Question

A Styrofoam cup (k = 0.010 W/(m∙ o C)) has cross-sectional area (A) of 3.0 x 10 −2m 2 . The cup is 0.589 cm thick (L). The temperature (T2) of the coffee is 86.0 o C. The air temperature in the room (T1) is 24.0 o C. Calculate the rate of conductive heat transfer (Q) in Watts.

Answer 1

Answer:

The rate of conductive heat transfer Q/t is approximately 3.158 Watts

Explanation:

The given parameters of the Styrofoam cup are;

The thermal conductivity of the cup, k = 0.010 W/(m·°C)
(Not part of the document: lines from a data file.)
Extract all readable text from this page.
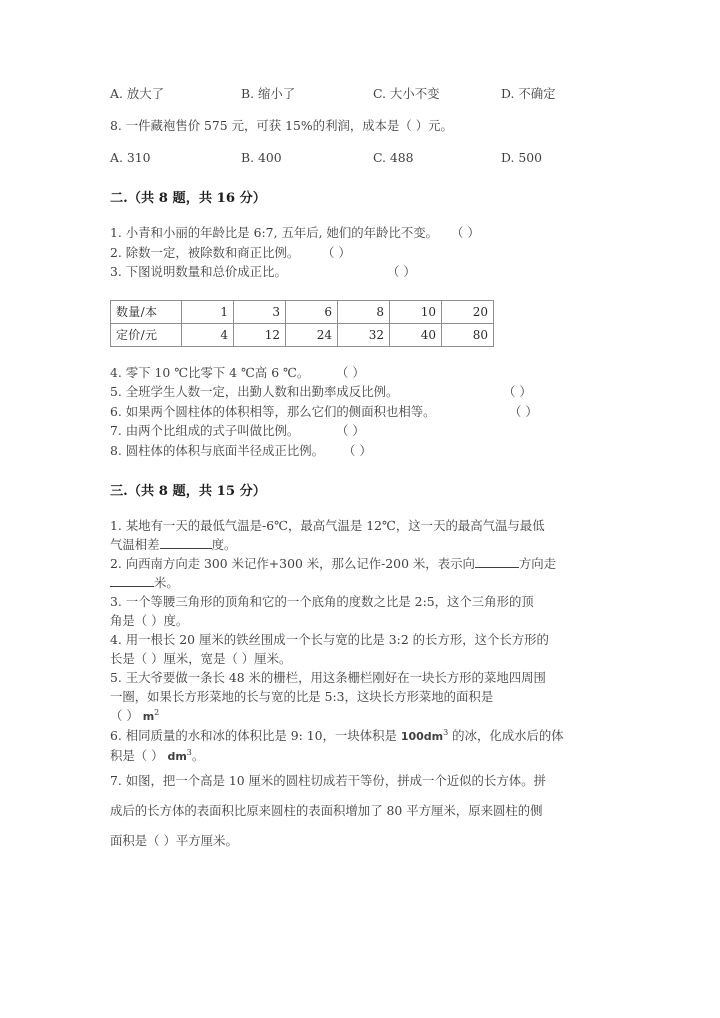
A. 放大了	B. 缩小了	C. 大小不变	D. 不确定
8. 一件藏袍售价 575 元，可获 15%的利润，成本是（ ）元。
A. 310	B. 400	C. 488	D. 500
二.（共 8 题，共 16 分）
1. 小青和小丽的年龄比是 6:7, 五年后, 她们的年龄比不变。 （ ）
2. 除数一定，被除数和商正比例。 （ ）
3. 下图说明数量和总价成正比。	（ ）
数量/本	1	3	6	8	10	20
定价/元	4	12	24	32	40	80
4. 零下 10 ℃比零下 4 ℃高 6 ℃。 （ ）
5. 全班学生人数一定，出勤人数和出勤率成反比例。	（ ）
6. 如果两个圆柱体的体积相等，那么它们的侧面积也相等。	（ ）
7. 由两个比组成的式子叫做比例。	（ ）
8. 圆柱体的体积与底面半径成正比例。 （ ）
三.（共 8 题，共 15 分）
1. 某地有一天的最低气温是-6℃，最高气温是 12℃，这一天的最高气温与最低
气温相差	度。
2. 向西南方向走 300 米记作+300 米，那么记作-200 米，表示向	方向走
米。
3. 一个等腰三角形的顶角和它的一个底角的度数之比是 2:5，这个三角形的顶
角是（ ）度。
4. 用一根长 20 厘米的铁丝围成一个长与宽的比是 3:2 的长方形，这个长方形的
长是（ ）厘米，宽是（ ）厘米。
5. 王大爷要做一条长 48 米的栅栏，用这条栅栏刚好在一块长方形的菜地四周围
一圈，如果长方形菜地的长与宽的比是 5:3，这块长方形菜地的面积是
（ ） $m^2$
6. 相同质量的水和冰的体积比是 9: 10，一块体积是 $100dm^3$ 的冰，化成水后的体
积是（ ） $dm^3$。
7. 如图，把一个高是 10 厘米的圆柱切成若干等份，拼成一个近似的长方体。拼
成后的长方体的表面积比原来圆柱的表面积增加了 80 平方厘米，原来圆柱的侧
面积是（ ）平方厘米。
The cross-sectional area of the cup, A = 3.0 × 10⁻² m²

The thickness of the cup, L = 0.589 cm = 0.00589 m

The temperature of the coffee (in the cup) = 89°C, T₂ = 86.0 °C

The temperature of the air in the room (of the cup of coffee), T₁ = 24.0°C

The rate of conductive heat transfer of the cup of coffee, Q/t, is given by the following formula;

$\dfrac{Q}{t} = \dfrac{k \cdot A \cdot (T_2 - T_1)}{L}$

Plugging in the value of the variables, in the above equation, gives;

$\dfrac{Q}{t} = \dfrac{0.010 \, W/(m\cdot ^{\circ }C) \times 3.0 \times 10^{-2} m^2 \times (86.0 ^{\circ} C - 24.0^{\circ}C)}{0.00589 \, m} = \dfrac{60}{19} \ W$

The rate of conductive heat transfer of the cup of coffee, Q/t = 60/19 W = $3.\overline {157894736842105263}$ W ≈ 3.158 W.